Bunun yanı sıra artık kronikleşen sorunların çözümü için Almanya’da bulunan vatandaşlarımızın ana dil Türkçeyle ilişkilerini geliştirmeleri, Müslüman toplumun ötelenen kurumsal haklarını elde etmeleri için destekleyici bir rol üstlenen, onları araçsallaştırmayan, öznelliklerini destekleyen ve tüm renkleri kucaklayan kapsayıcı politikaların geliştirilmesi gerekmektedir. Bu hususlarda sivil toplumun daha etkin olması ve her iki ülkeye de azami iş birliğine yönelik bir yaklaşım benimsetmesi gerekmektedir. Bu süreç başta sivil toplum olmak üzere her iki ülke için de olumlu imkanlar oluşturacaktır.

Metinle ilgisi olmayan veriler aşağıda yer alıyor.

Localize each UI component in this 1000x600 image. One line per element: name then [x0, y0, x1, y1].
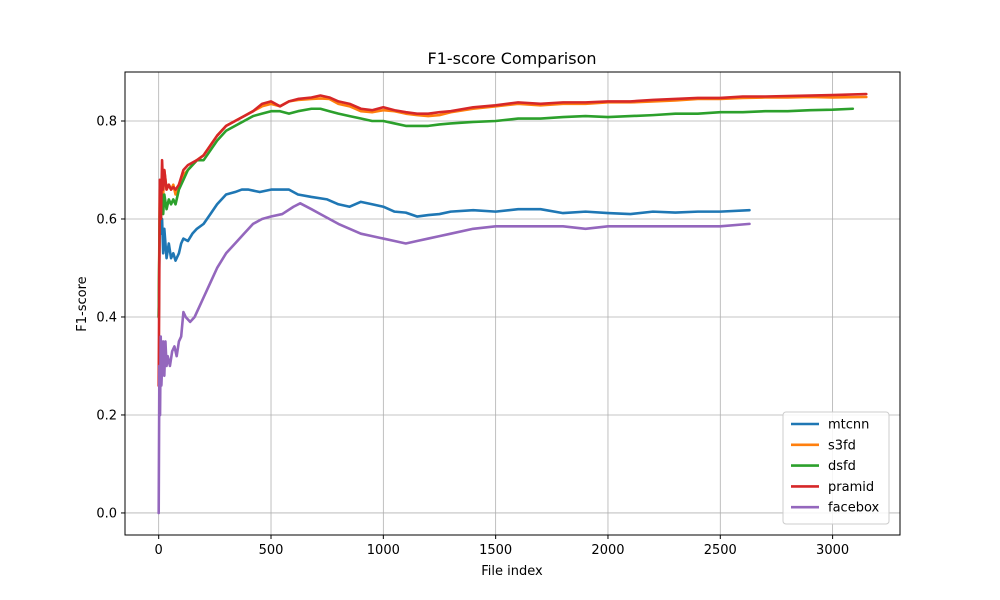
- series-line-mtcnn: [157, 188, 751, 319]
- y-tick-label: 0.6: [96, 212, 117, 227]
- legend-label-mtcnn: mtcnn: [828, 418, 869, 433]
- x-tick-label: 3000: [816, 543, 849, 558]
- chart-title: F1-score Comparison: [427, 49, 596, 68]
- legend: mtcnn s3fd dsfd pramid facebox: [782, 411, 890, 525]
- series-lines: [157, 92, 868, 515]
- legend-label-facebox: facebox: [828, 501, 879, 516]
- series-line-pramid: [157, 92, 868, 387]
- x-tick-label: 1500: [479, 543, 512, 558]
- x-tick-label: 1000: [367, 543, 400, 558]
- series-line-dsfd: [157, 107, 855, 319]
- legend-label-pramid: pramid: [828, 480, 874, 495]
- y-tick-label: 0.2: [96, 408, 117, 423]
- x-tick-label: 500: [259, 543, 284, 558]
- x-tick-label: 0: [155, 543, 163, 558]
- y-tick-label: 0.0: [96, 506, 117, 521]
- legend-label-s3fd: s3fd: [828, 438, 856, 453]
- x-axis-label: File index: [481, 564, 543, 579]
- legend-label-dsfd: dsfd: [828, 459, 856, 474]
- y-axis-label: F1-score: [75, 276, 90, 331]
- plot-frame: [124, 71, 901, 536]
- axes: [124, 71, 901, 536]
- series-line-facebox: [157, 202, 751, 515]
- x-tick-label: 2000: [591, 543, 624, 558]
- ticks: 0 500 1000 1500 2000 2500 3000 0.0 0.2 0.4 0.6 0.8: [96, 114, 849, 558]
- grid-lines: [125, 72, 900, 535]
- x-tick-label: 2500: [704, 543, 737, 558]
- y-tick-label: 0.4: [96, 310, 117, 325]
- legend-box: [782, 411, 890, 525]
- y-tick-label: 0.8: [96, 114, 117, 129]
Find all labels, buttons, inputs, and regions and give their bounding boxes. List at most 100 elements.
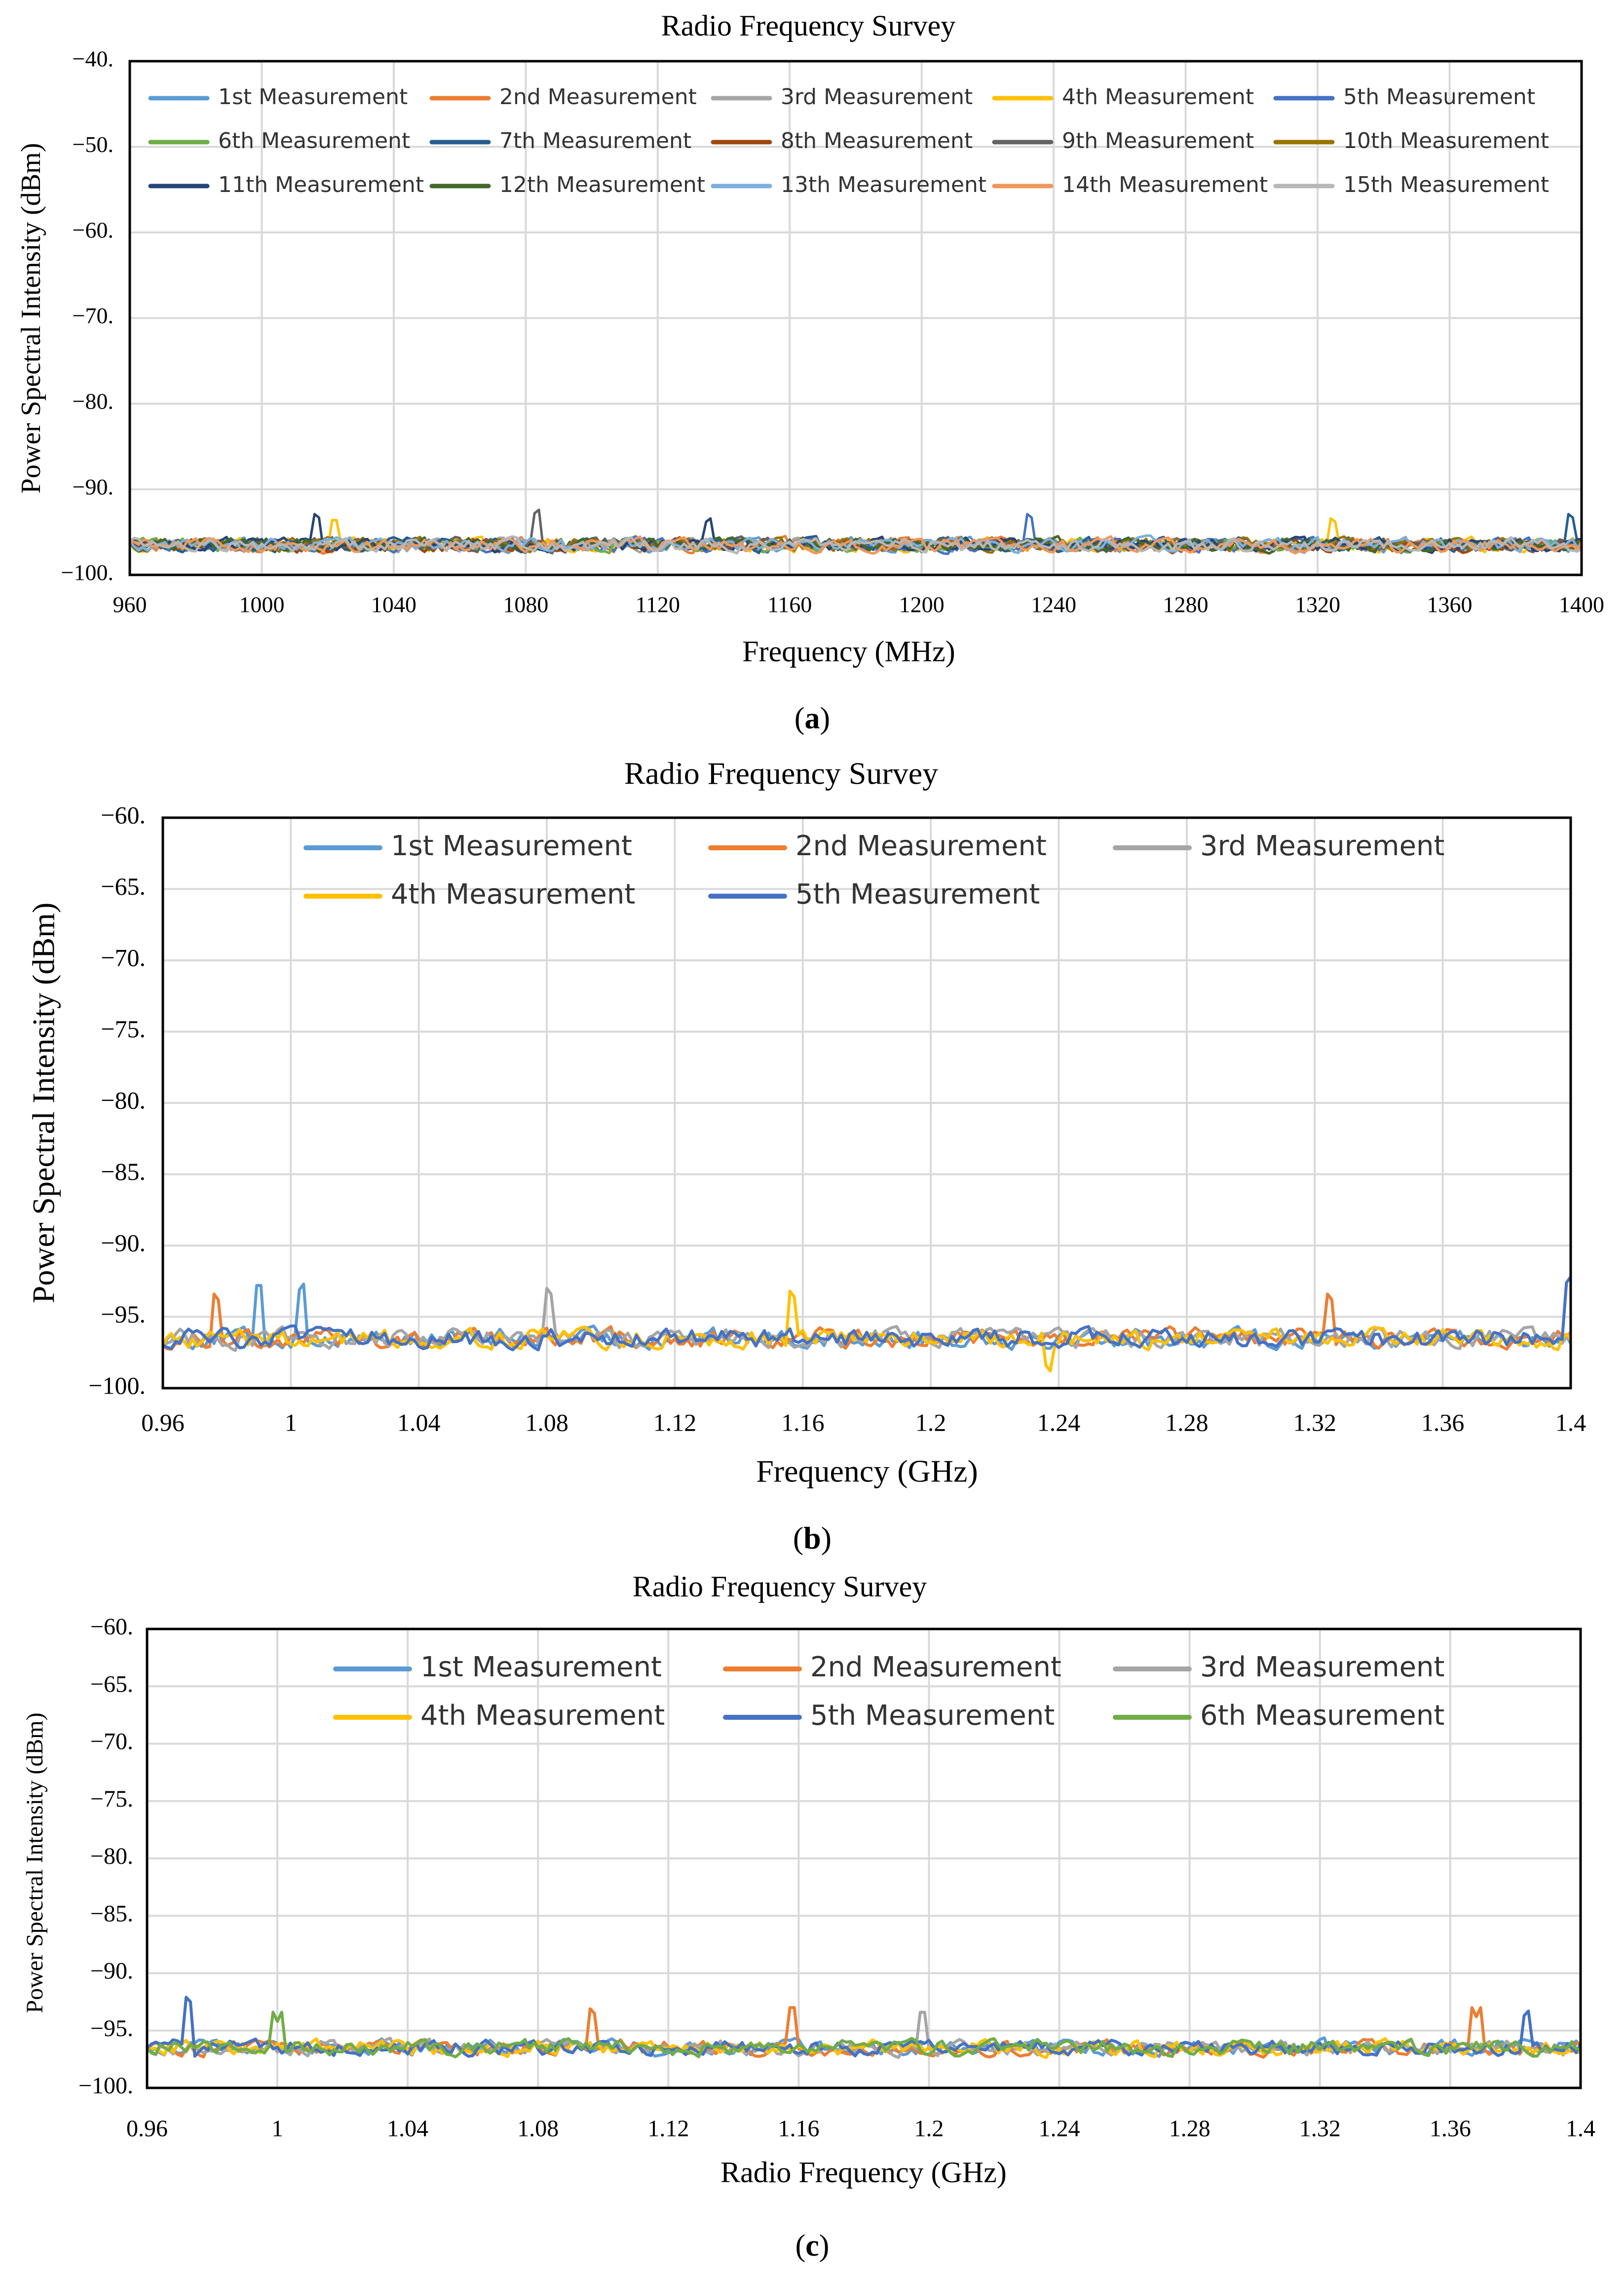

Bu farkındalıkla, yurtdışındaki yurttaşlarımızın sıkıntılarını giderecek ortak çözümler geliştirmemiz ve Türk diasporasını sadece seçim zamanlarında değil, anayasal bir sorumluluk olarak daima gündemimizde tutmamız elzemdir. Her şeyden önce yurtdışındaki vatandaşlarımız ile ilgili yeterli bilgiye sahip olmamız gerekir. Almanya’ya göç yarım asrı çoktan aşmış olmasına rağmen yurtdışındaki Türk toplumu ile ilgili ülkemizde nitelikli araştırmalar hâlen yapılmamaktadır. 6 milyonluk diasporaya rağmen üniversitelerimiz bünyesinde nitelikli Diaspora Araştırma Merkezleri kurulabilmiş değildir. Türkiye’nin İslam düşmanlığı ile ilgili mücadele söylemleri, kullanışlı günübirlik sloganlar ötesine geçememektedir. Bilakis iktidarın İslam düşmanlığı ile mücadele ediyorum iddiasıyla kullandığı popülist söylemler, Batı dünyasında yaşayan vatandaşlarımızı daha fazla zora sokmakta, daha fazla ötekileştirilmeye mazur bırakmaktadır. Başta Diyanet İşleri Başkanlığı’nın yurtdışı din hizmetleri olmak üzere, yurt dışı vatandaşlarımıza yönelik çalışan kurumların politikaları ivedilikle ve ciddiyetle gözden geçirilmelidir,
Bu bilinçle, Türkiye-Almanya İşgücü Anlaşması neticesinde başlayan bu süreçte, başta ırkçı saldırılar sonucu hayatını kaybetmiş yurttaşlarımızı ve bugünün tarihini alın terleriyle yazmış birinci kuşağın değerli büyüklerini yeniden anıyorum. Meclisimiz öncelikli olmak üzere, ülke kamuoyumuzu yurt dışında yaşayan vatandaşlarımıza daha fazla kulak vermeye davet ediyorum.